Hi there, and welcome to “Abstract and Brief,” a blog devoted to theatre history. This project grew out of my need to share some of what I spend my time researching and teaching with a wider audience. My chosen field is…niche, to put it politely, and I reached a point where I began to feel that I had to find some way to put what I had out there in a non-academic setting in order to convey (and maybe maintain) my excitement over this obscure but fascinating field of study. It very well may be a Stockholm Syndrome kind of situation, given how long I’ve been cooped up with old tales of performances gone by, but I love this stuff, and I want to share it with more than just my colleagues (although they are all awesome people and you should totally read their work too!).

My goal is to post here about once a week (ah, what admirable intentions! so bright! so innocent! so doomed!) about things that I’ve come across, either in my teaching, my research, or in the many idle moments I spend procrastinating on those two things. My main focus will be on specific documents and images, which will hopefully keep these posts tightly focused on specific items, rather than sprawling into generalized information that you could just as easily have gotten from a textbook or other, more reputable, source. This is by no means a replacement for scholarly work, mine or otherwise, but that’s sort of the point.
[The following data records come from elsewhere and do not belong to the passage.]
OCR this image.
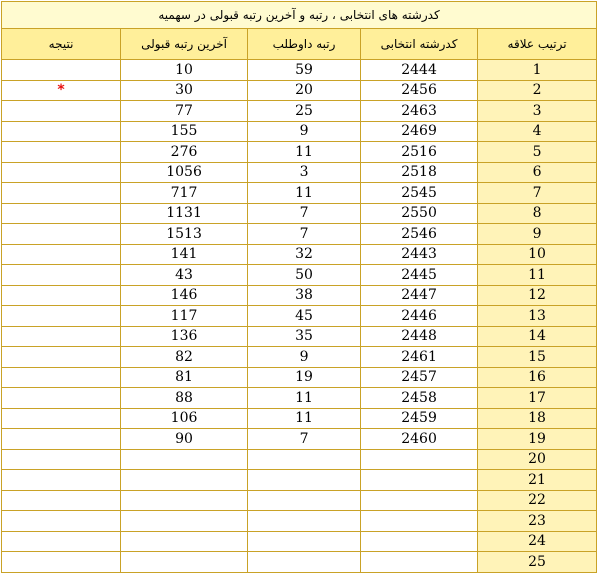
کدرشته های انتخابی ، رتبه و آخرین رتبه قبولی در سهمیه				
ترتیب علاقه	کدرشته انتخابی	رتبه داوطلب	آخرین رتبه قبولی	نتیجه
1	2444	59	10	
2	2456	20	30	*
3	2463	25	77	
4	2469	9	155	
5	2516	11	276	
6	2518	3	1056	
7	2545	11	717	
8	2550	7	1131	
9	2546	7	1513	
10	2443	32	141	
11	2445	50	43	
12	2447	38	146	
13	2446	45	117	
14	2448	35	136	
15	2461	9	82	
16	2457	19	81	
17	2458	11	88	
18	2459	11	106	
19	2460	7	90	
20				
21				
22				
23				
24				
25				
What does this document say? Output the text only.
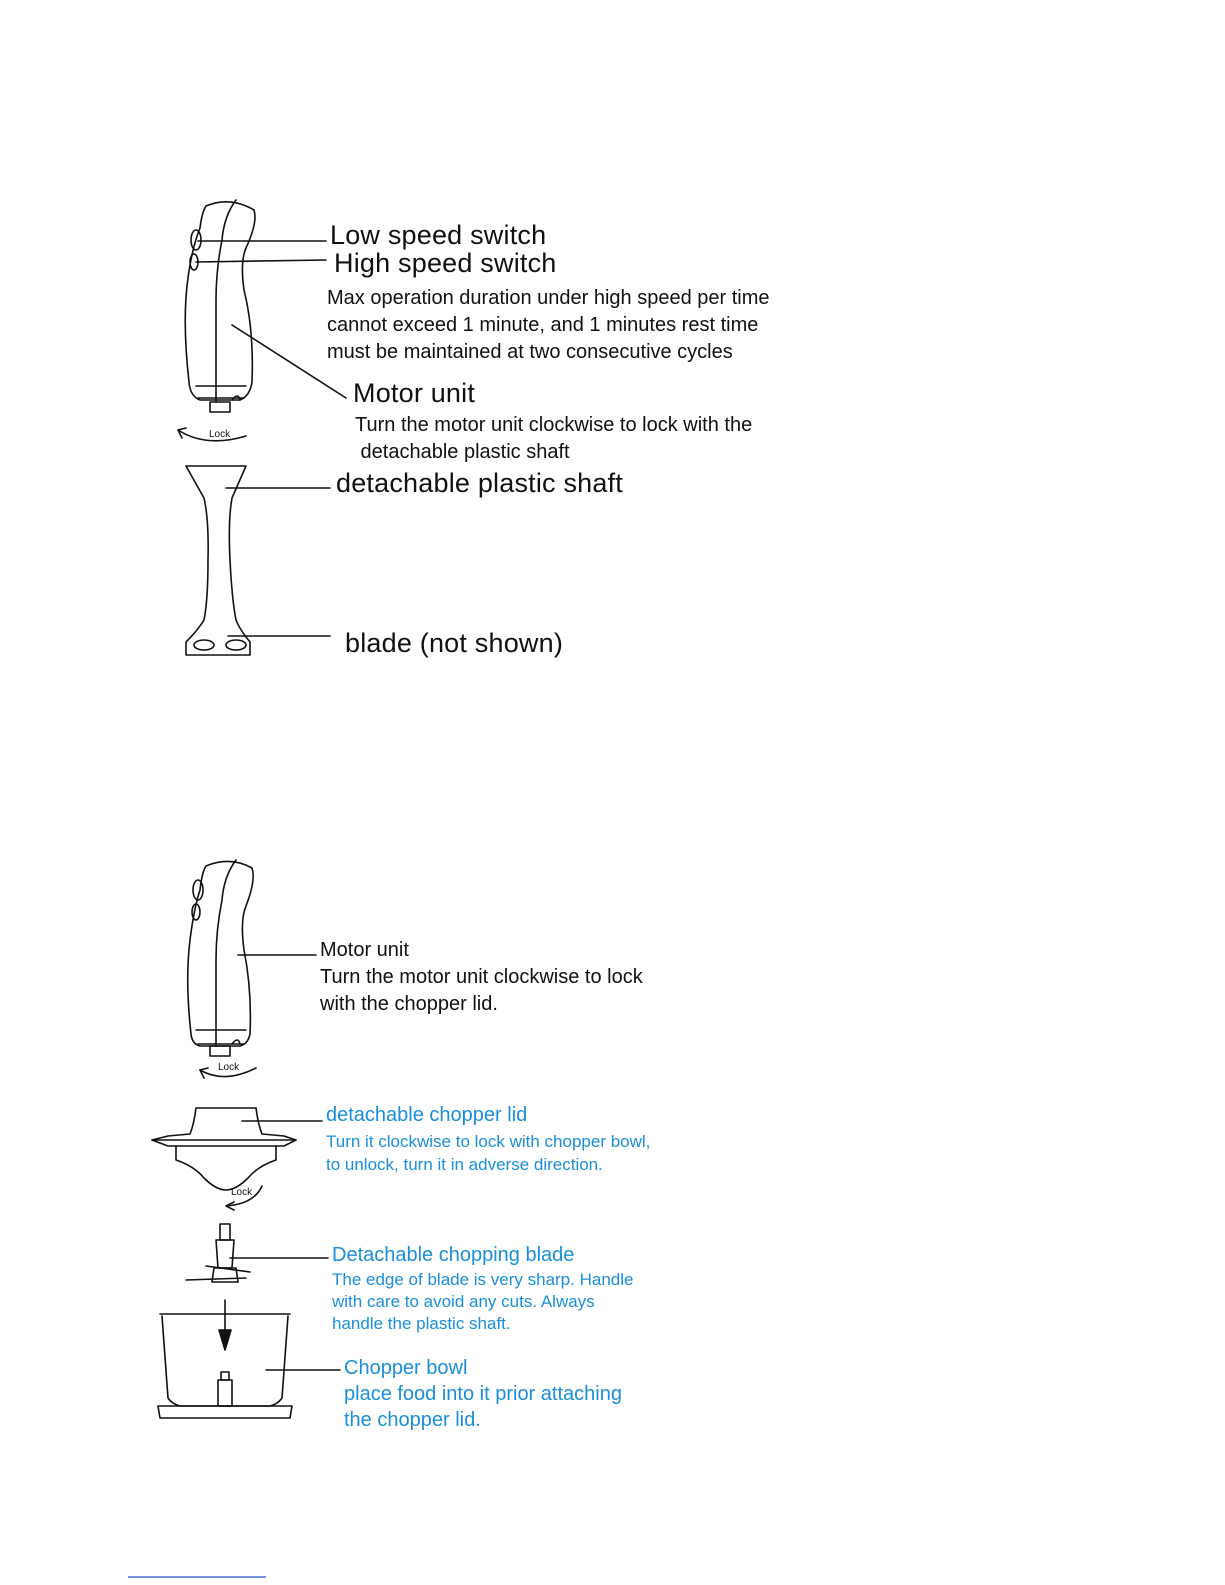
Lock
Lock
Lock
Low speed switch
High speed switch
Max operation duration under high speed per time
cannot exceed 1 minute, and 1 minutes rest time
must be maintained at two consecutive cycles
Motor unit
Turn the motor unit clockwise to lock with the
detachable plastic shaft
detachable plastic shaft
blade (not shown)
Motor unit
Turn the motor unit clockwise to lock
with the chopper lid.
detachable chopper lid
Turn it clockwise to lock with chopper bowl,
to unlock, turn it in adverse direction.
Detachable chopping blade
The edge of blade is very sharp. Handle
with care to avoid any cuts. Always
handle the plastic shaft.
Chopper bowl
place food into it prior attaching
the chopper lid.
There’s a place for that kind of specialization, but I’m hoping to turn this into something that someone without the slightest bit of background knowledge can read and enjoy.

My main focus is on American theatre history, especially from the colonial period up to World War II. More specifically, I focus on the rise of celebrity as a cultural force in American theatre, long before Hollywood became the epicenter of the international fame-making industry. Because of this focus, this blog may be a bit biased towards American theatre from a certain period, but I’ll try to vary it up as much as possible. At any rate, “Abstract and Brief” will attempt to bring something new to the conversation, rather than crank out the umpteenth essay about “Why Shakespeare is So Amazing.” I mean, yes, the plays are amazing, but I don’t feel like I have anything original to say on that score, and anyways, we all know that the works of “Shakespeare” were really written by a cabal of shape-shifting aliens who had infiltrated Elizabethan London.

A final word, just by way of fair warning: I may, from time to time, post something about contemporary theatre, just because I’m interested in it and because I can. So there.